You should still report your concerns and give any information that could be of help. For example, you may have simply seen the child being abused on the bus, but there might be information that can help, such as the bus route number and where the child got on the bus. All of these details may be useful in helping to identify a child. You may not be the only person who has got in touch with concerns, and every extra detail could help.
Taking direct action against the abuser
If you’re the parent of a child who has been abused, you may want to confront the abuser or take direct action against them. For example, you may want to start a campaign against a worker in a local nursery who is suspected of abusing children. You need to be sure that you have considered all the implications of this option. For example, if the abuser is already being prosecuted, a campaign may have the unwanted result of them being found not guilty. In any case, you may be mistaken and start direct action against someone who didn’t abuse a child. You are strongly advised to talk to a specialist organisation before you take direct action against someone you think has abused a child.
Getting advice and support
If you find out that your child has been abused, as well as taking action to protect the child, it’s very important for you to get support for yourself and for the child from a specialist organisation like the NSPCC or Stop it Now. This is even more important if the abuser is a member of your own family.

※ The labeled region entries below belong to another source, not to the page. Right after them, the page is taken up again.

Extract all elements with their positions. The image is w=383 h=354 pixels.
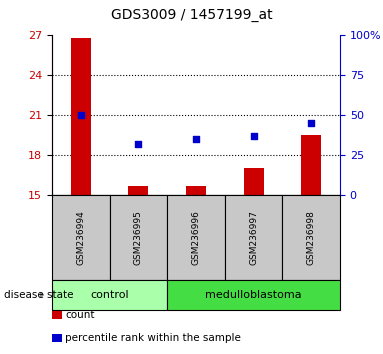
Point [250,133,257,139]
Bar [186,186,206,195]
Text: GSM236995: GSM236995 [134,210,143,265]
Point [78,112,84,118]
Text: GSM236998: GSM236998 [307,210,316,265]
Text: percentile rank within the sample: percentile rank within the sample [65,333,241,343]
Text: disease state: disease state [4,290,73,300]
Text: medulloblastoma: medulloblastoma [205,290,302,300]
Point [308,120,314,126]
Bar [301,135,321,195]
Text: control: control [90,290,129,300]
Text: count: count [65,310,95,320]
Text: GSM236997: GSM236997 [249,210,258,265]
Text: GSM236994: GSM236994 [76,210,85,265]
Point [193,136,199,142]
Bar [244,169,264,195]
Point [135,141,141,147]
Bar [71,38,91,195]
Text: GSM236996: GSM236996 [192,210,200,265]
Bar [128,185,149,195]
Polygon shape [40,292,44,298]
Text: GDS3009 / 1457199_at: GDS3009 / 1457199_at [111,8,272,22]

You may find it very difficult to deal with the effects of past abuse on the child. For example, a child may be suffering flash-backs, or their behaviour may be difficult to deal with. If this is happening, you could ask the local authority for specialist support, financial help or counselling. The local authority and the health authority both have a legal duty to provide services for the families of children in need, including families where the children are experiencing trauma following abuse.
You may want legal advice about what steps to take as a result of the abuse. For example, you might want advice about stopping your child’s contact with the person who is abusing them. Contact a specialist solicitor.You might get legal aid.